Like other NSAIDs, diclofenac passes into breast milk in small amounts. However, at therapeutic doses of this medicine no effects on the suckling child are anticipated. Because of a lack of controlled studies in lactating women, the product should only be used during lactation under advice from a healthcare professional. Under this circumstance, this medicine should not be applied on the breasts of nursing mothers, nor elsewhere on large areas of skin or for a prolonged period of time (see section 4.4).

4.7 Effects on ability to drive and use machines

This medicine has no or negligible influence on the ability to drive and use machines.

4.8 Undesirable effects

Undesirable effects include mild and passing skin reactions at the site of application. In very rare instances, allergic reactions may occur.

Adverse reactions are listed below, by system organ class and frequency. Frequencies are defined as: very common (≥ 1/10) common (≥ 1/100 to < 1/10); uncommon (≥ 1/1,000 to < 1/100); rare (≥ 1/10,000 to < 1/1,000); very rare (< 1/10,000). Within each frequency grouping, undesirable effects are presented in order of decreasing seriousness.

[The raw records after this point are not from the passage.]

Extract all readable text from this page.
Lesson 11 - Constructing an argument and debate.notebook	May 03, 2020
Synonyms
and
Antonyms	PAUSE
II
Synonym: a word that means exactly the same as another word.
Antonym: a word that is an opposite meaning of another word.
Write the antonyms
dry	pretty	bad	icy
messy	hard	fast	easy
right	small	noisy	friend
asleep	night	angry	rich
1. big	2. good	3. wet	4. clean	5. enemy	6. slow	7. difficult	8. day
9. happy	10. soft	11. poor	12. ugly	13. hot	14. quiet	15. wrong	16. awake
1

Infections and infestations

Very rare: Rash pustular

Immune system disorders

Very rare: Hypersensitivity (including urticaria), angioedema

Respiratory, thoracic and mediastinal disorders

Very rare: Asthma

Skin and subcutaneous tissue disorders

Common: Dermatitis (including contact dermatitis), rash, erythema, eczema, pruritus

Uncommon: Exfoliative rash, oedema

Rare: Dermatitis bullous

Very rare: Photosensitivity reaction

Not known: Desquamation, skin discolouration, burning sensation at the application site, dry skin

Reporting of suspected adverse reactions

Reporting suspected adverse reactions after authorisation of the medicinal product is important. It allows continued monitoring of the benefit/risk balance of the medicinal product. Healthcare professionals are asked to report any suspected adverse reactions via the Yellow Card Scheme Website: www.mhra.gov.uk/yellowcard or search for MHRA Yellow Card in the Google Play or Apple App Store.

4.9 Overdose

Signs and symptoms

The low systemic absorption of topical diclofenac renders overdose very unlikely. However undesirable effects, similar to those observed following an overdose of diclofenac tablets, can be expected if the gel is inadvertently ingested (e.g. 1 tube of 50 g contains the equivalent of 1 g diclofenac sodium.)

Treatment

Management of overdosage with NSAIDs essentially consists of supportive and symptomatic measures. There is no typical clinical picture resulting from diclofenac overdosage.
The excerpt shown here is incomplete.